Breaker size - Yamaha HT9.9 electric start

Matt16

Active Member
I want a breaker on my kicker because my adjustable kicker bracket looks like it could catch the power cord and lead to sparks. What breaker size should I use? 50amps?
 
I want a breaker on my kicker because my adjustable kicker bracket looks like it could catch the power cord and lead to sparks. What breaker size should I use? 50amps?
You've got to be kidding, Matt! Sparks ... gas ...??? Forget the breaker and fix the damned thing before you qualify for a Darwin Award.
 
You've got to be kidding, Matt! Sparks ... gas ...??? Forget the breaker and fix the damned thing before you qualify for a Darwin Award.
You misunderstand, the bracket isn't broken. The bracket, like all adjustable brackets, has pinch points inherent to the design and *could potentially* result in a pinched cord. Pinched cord could lead to damage to 12V lead between the battery and the kicker.

All I need is an appropriate amperage for a breaker for an electric start Yamaha 9.9.
 
Why not just get a rigging tube to run the cables etc so you eliminate the problem and protect from uv and salt exposure?
 
Circuit breakers are not a protection device intended to replace good sense. If you already anticipate a serious problem, deal with it at the source: reconfigure your arrangement to ensure the wiring is routed clear of the identified pinch points.

Circuit breakers are not as simple as fuses. For an approved circuit breaker of less than a 50 amp rating, the testing criterion is that it must trip within a maximum of 2 minutes at 200% of its current rating and trip at 135% of it's rating in less than one hour. Before the breaker trips you may have a fire to deal with. In prolonged use, a marine circuit breaker is exposed to a corrosive environment that may disable it entirely.

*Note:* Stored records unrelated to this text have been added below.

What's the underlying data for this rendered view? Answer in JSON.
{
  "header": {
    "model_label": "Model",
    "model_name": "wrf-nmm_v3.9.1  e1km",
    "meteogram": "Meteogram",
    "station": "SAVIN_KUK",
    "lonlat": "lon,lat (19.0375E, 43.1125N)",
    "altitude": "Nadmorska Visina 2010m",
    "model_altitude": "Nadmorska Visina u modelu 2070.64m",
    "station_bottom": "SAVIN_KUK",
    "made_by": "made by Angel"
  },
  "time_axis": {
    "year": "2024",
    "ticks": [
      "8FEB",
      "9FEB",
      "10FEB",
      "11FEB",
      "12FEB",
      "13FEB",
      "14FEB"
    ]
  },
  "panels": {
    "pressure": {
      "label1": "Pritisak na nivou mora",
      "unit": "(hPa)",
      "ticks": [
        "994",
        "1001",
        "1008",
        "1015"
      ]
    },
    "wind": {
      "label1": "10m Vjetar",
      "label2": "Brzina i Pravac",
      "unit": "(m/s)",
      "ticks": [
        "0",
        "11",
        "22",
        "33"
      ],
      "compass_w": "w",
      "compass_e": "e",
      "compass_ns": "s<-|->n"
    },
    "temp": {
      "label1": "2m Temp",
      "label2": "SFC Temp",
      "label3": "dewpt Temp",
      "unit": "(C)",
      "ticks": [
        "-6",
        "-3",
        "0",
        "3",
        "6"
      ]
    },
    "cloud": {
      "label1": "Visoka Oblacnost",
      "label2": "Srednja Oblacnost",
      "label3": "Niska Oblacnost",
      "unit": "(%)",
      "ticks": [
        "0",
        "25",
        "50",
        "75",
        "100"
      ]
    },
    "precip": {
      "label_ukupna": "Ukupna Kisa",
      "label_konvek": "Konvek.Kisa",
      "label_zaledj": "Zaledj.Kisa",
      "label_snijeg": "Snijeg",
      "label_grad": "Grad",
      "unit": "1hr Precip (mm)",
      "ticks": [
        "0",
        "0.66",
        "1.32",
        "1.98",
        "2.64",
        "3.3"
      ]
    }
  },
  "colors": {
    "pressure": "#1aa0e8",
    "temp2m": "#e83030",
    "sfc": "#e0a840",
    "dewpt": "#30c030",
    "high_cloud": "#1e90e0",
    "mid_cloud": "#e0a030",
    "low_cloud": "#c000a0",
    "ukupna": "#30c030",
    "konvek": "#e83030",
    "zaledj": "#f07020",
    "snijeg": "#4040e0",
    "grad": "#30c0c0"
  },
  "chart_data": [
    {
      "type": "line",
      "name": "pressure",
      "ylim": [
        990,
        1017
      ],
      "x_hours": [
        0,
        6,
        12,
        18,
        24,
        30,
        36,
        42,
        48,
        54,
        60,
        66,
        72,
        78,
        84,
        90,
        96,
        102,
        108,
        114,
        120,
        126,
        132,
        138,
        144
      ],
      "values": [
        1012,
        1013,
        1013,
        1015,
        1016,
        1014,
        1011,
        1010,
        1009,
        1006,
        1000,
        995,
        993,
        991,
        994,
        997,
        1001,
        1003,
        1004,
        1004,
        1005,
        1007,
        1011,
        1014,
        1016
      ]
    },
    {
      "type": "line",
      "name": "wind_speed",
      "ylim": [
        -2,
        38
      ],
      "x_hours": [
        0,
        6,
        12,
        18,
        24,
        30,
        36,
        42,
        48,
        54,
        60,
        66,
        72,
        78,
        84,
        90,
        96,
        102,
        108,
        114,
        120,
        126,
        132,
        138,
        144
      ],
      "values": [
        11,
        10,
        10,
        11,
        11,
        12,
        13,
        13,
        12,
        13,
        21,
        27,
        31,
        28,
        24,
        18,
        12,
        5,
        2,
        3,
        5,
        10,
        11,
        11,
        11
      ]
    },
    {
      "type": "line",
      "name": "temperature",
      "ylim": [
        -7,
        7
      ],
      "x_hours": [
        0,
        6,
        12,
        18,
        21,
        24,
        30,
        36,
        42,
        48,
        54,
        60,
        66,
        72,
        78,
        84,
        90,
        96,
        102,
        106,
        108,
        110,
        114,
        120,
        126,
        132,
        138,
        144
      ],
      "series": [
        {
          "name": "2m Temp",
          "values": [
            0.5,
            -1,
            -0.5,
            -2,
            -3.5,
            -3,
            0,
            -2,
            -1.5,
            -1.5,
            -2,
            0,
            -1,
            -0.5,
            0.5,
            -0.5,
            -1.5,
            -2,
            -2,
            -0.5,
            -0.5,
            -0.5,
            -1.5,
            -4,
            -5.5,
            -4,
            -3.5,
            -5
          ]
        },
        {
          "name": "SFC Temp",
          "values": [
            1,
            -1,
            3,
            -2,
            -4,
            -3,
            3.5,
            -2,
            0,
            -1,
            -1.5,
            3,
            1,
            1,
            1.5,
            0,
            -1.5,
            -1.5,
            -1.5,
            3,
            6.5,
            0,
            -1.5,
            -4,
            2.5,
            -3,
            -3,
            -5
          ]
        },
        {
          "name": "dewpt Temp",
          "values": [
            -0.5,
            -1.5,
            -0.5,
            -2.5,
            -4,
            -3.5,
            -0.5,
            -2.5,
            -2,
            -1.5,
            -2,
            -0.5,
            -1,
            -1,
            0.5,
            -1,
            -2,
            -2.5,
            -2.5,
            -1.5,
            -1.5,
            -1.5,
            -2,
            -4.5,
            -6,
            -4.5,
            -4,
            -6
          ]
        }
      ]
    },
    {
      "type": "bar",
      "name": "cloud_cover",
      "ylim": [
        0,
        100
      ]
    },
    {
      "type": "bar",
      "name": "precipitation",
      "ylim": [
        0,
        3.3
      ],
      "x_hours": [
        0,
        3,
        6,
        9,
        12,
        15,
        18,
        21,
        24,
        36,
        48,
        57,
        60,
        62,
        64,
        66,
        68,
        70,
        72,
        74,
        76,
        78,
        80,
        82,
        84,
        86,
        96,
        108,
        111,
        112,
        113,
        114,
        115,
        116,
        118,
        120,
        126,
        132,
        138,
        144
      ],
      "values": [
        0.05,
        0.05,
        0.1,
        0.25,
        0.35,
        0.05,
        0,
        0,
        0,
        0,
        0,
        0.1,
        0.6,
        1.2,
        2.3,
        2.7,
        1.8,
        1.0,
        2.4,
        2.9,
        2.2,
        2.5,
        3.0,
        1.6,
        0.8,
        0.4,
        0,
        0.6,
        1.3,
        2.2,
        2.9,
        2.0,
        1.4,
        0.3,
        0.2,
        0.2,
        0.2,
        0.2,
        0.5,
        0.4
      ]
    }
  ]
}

Depending on the round-trip length of the wire run, a nominal 30 amp load at a minimum of 12 volts, requires at least 10 ga. copper wire, properly terminated. A starter motor, either stalled or operating at lower voltages can draw substantially more than the nominal amperage. For this reason, wiring to starter motors is not conventionally fused by ABYC standards. If you decided to fuse your circuit, you’d need to know the cranking amps of your starter, probably 30 to 40 amps for your kicker. Then you’d choose a fuse size that won’t cause nuisance tripping., like 1.5 times the max cranking current. Lastly, you’d make sure your battery wire to starter can handle that 1.5 x current rating.